Republican Reps. Webster Barnaby of Deltona and Tom Leek of Ormond Beach characterized the property insurance problem as a matter that needs tort and regulatory reforms to reduce insurance fraud, insurance claims abuses and litigation.
Barnaby, who is on the House Insurance & Banking Subcommittee, said he did not think a comprehensive solution was possible in a Special Session, but that he expects it to be addressed next year.
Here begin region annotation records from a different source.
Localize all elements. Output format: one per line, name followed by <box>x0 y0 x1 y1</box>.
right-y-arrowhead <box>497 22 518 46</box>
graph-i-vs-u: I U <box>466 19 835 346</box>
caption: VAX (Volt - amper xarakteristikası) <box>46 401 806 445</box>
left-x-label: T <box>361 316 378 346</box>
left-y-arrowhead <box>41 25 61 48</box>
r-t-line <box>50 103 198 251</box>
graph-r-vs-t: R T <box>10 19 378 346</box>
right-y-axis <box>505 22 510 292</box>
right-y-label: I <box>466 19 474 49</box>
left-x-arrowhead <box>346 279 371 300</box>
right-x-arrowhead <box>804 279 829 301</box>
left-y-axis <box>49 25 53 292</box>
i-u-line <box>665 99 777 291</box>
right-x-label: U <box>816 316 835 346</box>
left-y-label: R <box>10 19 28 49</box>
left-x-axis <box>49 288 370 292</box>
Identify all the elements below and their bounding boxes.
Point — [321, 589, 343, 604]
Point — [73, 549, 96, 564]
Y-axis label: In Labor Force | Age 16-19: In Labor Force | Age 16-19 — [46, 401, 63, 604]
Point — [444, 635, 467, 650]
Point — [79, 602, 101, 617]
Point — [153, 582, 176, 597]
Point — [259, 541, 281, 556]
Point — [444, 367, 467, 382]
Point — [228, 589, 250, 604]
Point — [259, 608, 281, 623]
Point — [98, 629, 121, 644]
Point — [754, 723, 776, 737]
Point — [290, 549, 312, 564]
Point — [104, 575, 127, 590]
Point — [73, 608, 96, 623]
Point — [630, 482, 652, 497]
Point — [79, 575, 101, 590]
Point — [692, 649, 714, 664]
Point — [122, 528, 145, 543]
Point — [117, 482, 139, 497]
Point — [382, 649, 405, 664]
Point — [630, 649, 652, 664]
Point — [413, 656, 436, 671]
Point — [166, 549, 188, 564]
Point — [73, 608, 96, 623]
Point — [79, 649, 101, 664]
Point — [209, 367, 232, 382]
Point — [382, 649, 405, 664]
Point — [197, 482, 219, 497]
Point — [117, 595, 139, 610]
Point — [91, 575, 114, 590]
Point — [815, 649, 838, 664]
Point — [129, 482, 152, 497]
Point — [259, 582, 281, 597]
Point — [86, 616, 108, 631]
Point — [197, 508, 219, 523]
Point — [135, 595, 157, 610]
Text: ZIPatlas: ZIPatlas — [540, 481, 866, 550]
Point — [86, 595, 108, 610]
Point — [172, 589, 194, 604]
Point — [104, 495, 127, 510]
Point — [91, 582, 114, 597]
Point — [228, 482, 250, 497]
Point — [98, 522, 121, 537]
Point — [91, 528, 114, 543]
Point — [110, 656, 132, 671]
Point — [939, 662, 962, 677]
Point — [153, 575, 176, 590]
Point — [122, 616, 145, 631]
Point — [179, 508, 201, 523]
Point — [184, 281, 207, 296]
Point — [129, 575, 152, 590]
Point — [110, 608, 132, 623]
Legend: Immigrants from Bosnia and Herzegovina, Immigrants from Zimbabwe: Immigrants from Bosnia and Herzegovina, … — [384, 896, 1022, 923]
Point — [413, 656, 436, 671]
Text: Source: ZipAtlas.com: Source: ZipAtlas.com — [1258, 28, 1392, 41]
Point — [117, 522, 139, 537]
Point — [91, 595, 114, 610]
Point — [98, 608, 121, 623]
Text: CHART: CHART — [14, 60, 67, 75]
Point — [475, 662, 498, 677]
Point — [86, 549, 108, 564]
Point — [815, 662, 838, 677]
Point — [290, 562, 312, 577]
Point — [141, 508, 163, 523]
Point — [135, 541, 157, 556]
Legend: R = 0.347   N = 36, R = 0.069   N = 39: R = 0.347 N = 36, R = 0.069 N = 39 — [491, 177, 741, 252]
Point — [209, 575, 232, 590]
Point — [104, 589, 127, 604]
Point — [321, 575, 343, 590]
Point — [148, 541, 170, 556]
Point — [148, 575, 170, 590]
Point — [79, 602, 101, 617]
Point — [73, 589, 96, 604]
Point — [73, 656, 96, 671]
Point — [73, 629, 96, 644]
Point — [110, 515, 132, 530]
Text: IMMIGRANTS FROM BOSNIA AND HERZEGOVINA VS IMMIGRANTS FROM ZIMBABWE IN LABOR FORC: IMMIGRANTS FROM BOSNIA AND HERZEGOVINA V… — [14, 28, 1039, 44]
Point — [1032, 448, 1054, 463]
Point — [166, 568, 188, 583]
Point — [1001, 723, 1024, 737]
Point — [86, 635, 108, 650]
St. Petersburg Republican Sen. Jeff Brandes, and many Democrats, have requested a Special Session to address what they characterize as a looming property insurance “crisis.” They contend many Florida homeowners are suffering from rapidly increasing insurance rates, and note some property insurance companies have collapsed in the past year. That has made insurance increasingly difficult for homeowners to obtain.
Gov. Ron DeSantis has said he would support a Special Session, and Brandes is out to force one.
On Thursday, Barnaby and Leek joined Sen. Tom Wright of Port Orange and Rep. Elizabeth Fetterhoff of DeLand in a Volusia County legislative delegation forum hosted by the Daytona Regional Chamber of Commerce in Daytona Beach. Wright and Fetterhoff did not respond to the insurance question.
Barnaby began by saying his conversations with insurance companies turn to problems with car windshield cracks and water damage claims that too often become more than reasonable fix claims. He said roofs are a problem too.
“The short answer is we have a comprehensive problem that needs to be looked at comprehensively. Many are calling for a Special Session in the Legislature to look at the homeowners’ rising costs for individuals. I think it needs to be more than just a Special Session,” Barnaby said.
Leek chimed in, saying roof damage claims brought by roofing companies are overwhelming insurers, amounting to nearly 80% of all claims and 80% of all roof litigation, indicating the roofing industry has “taken over.”
“It’s not about getting the insured a new roof. It’s about everyone making money in that process,” Leek said.